Bioinformatics analysis showed that 55 matched targets were related to XHP targets and glioma stem cell targets. In addition to causing apoptosis, XHP could diminish the number of GBM 3D spheroids, the proportion of CD133-positive cells and the expression level of GSC markers (CD133 and SOX2) in vitro. Furthermore, XHP could attenuate the expression of CD133, EGFR, p-Akt, p-mTOR and SOX2 in GBM spheres. Overexpression of Akt significantly increased the expression level of SOX2, which was prohibited in the presence of XHP. XHP reduced GSC markers including CD133 and SOX2, and impeded the development of glioma growth in xenograft mouse models in vivo.
We demonstrate for the first time that XHP down-regulates stemness, restrains self-renewal and induces apoptosis in GSCs and impedes glioma growth by down-regulating SOX2 through destabilizing the CD133/EGFR/Akt/mTOR cascade.
我们之前的研究发现,熊去氧胆酸(XHP)可诱导脑胶质瘤细胞发生凋亡。大量证据表明,神经胶质瘤干细胞(GSCs)是导致多形性胶质母细胞瘤(GBM)疾病进展和预后不良的关键因素。中药已作为一种补充和替代疗法应用于临床治疗胶质瘤。
评估西黄丸(XHP)对 GSCs 的作用及潜在分子机制。
采用 UPLC-QTOF-MS 分析方法对 XHP 进行成分分析。利用网络药理学和生物信息学方法,构建了 XHP 中活性成分靶向 GSCs 的分子网络。通过 CCK-8 检测、肿瘤球形成实验和流式细胞术分别检测细胞活力、自我更新能力、细胞凋亡和 GSC 标志物。利用 GEPIA 评估 GSC 标志物(CD133 和 SOX2)与 EGFR/Akt/mTOR 信号通路关键蛋白之间的相互关系,并通过 Western blot 进行验证。利用慢病毒构建 Akt 稳定过表达的 GBM 细胞系,评估 Akt 信号在调控胶质瘤干细胞特性中的作用。

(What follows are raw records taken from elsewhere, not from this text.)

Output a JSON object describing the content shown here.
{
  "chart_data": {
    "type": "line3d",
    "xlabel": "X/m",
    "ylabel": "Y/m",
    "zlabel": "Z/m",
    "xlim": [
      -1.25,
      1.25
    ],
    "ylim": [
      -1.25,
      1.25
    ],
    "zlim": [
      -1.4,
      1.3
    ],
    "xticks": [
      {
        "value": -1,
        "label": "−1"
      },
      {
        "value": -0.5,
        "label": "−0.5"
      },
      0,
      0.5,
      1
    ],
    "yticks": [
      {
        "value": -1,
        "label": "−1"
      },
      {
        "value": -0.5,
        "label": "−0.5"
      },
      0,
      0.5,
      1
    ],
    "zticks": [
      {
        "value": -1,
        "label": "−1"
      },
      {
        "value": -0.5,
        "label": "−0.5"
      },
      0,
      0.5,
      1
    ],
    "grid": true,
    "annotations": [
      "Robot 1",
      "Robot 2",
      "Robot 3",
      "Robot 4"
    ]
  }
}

通过裸鼠皮下移植胶质瘤细胞模型分析 XHP 对胶质瘤生长的影响,苏木精-伊红染色观察病理变化,TUNEL 染色检测肿瘤组织中的细胞凋亡,Western blot 和免疫荧光鉴定肿瘤组织中 GSC 标志物的表达。
生物信息学分析表明,55 个匹配靶点与 XHP 靶点和神经胶质瘤干细胞靶点相关。XHP 不仅能诱导细胞凋亡,还能减少 GBM 3D 球体数量、CD133 阳性细胞比例以及体外 GSC 标志物(CD133 和 SOX2)的表达水平。此外,XHP 还能减弱 GBM 球体中 CD133、EGFR、p-Akt、p-mTOR 和 SOX2 的表达。Akt 的过表达显著增加了 SOX2 的表达水平,而 XHP 的存在则抑制了这一过程。XHP 降低了 CD133 和 SOX2 等 GSC 标志物的表达,并抑制了体内异种移植小鼠模型中胶质瘤的生长。
我们首次证明,XHP 通过破坏 CD133/EGFR/Akt/mTOR 级联反应,下调 SOX2 的表达,下调干细胞特性,抑制自我更新并诱导 GSCs 凋亡,从而抑制胶质瘤的生长。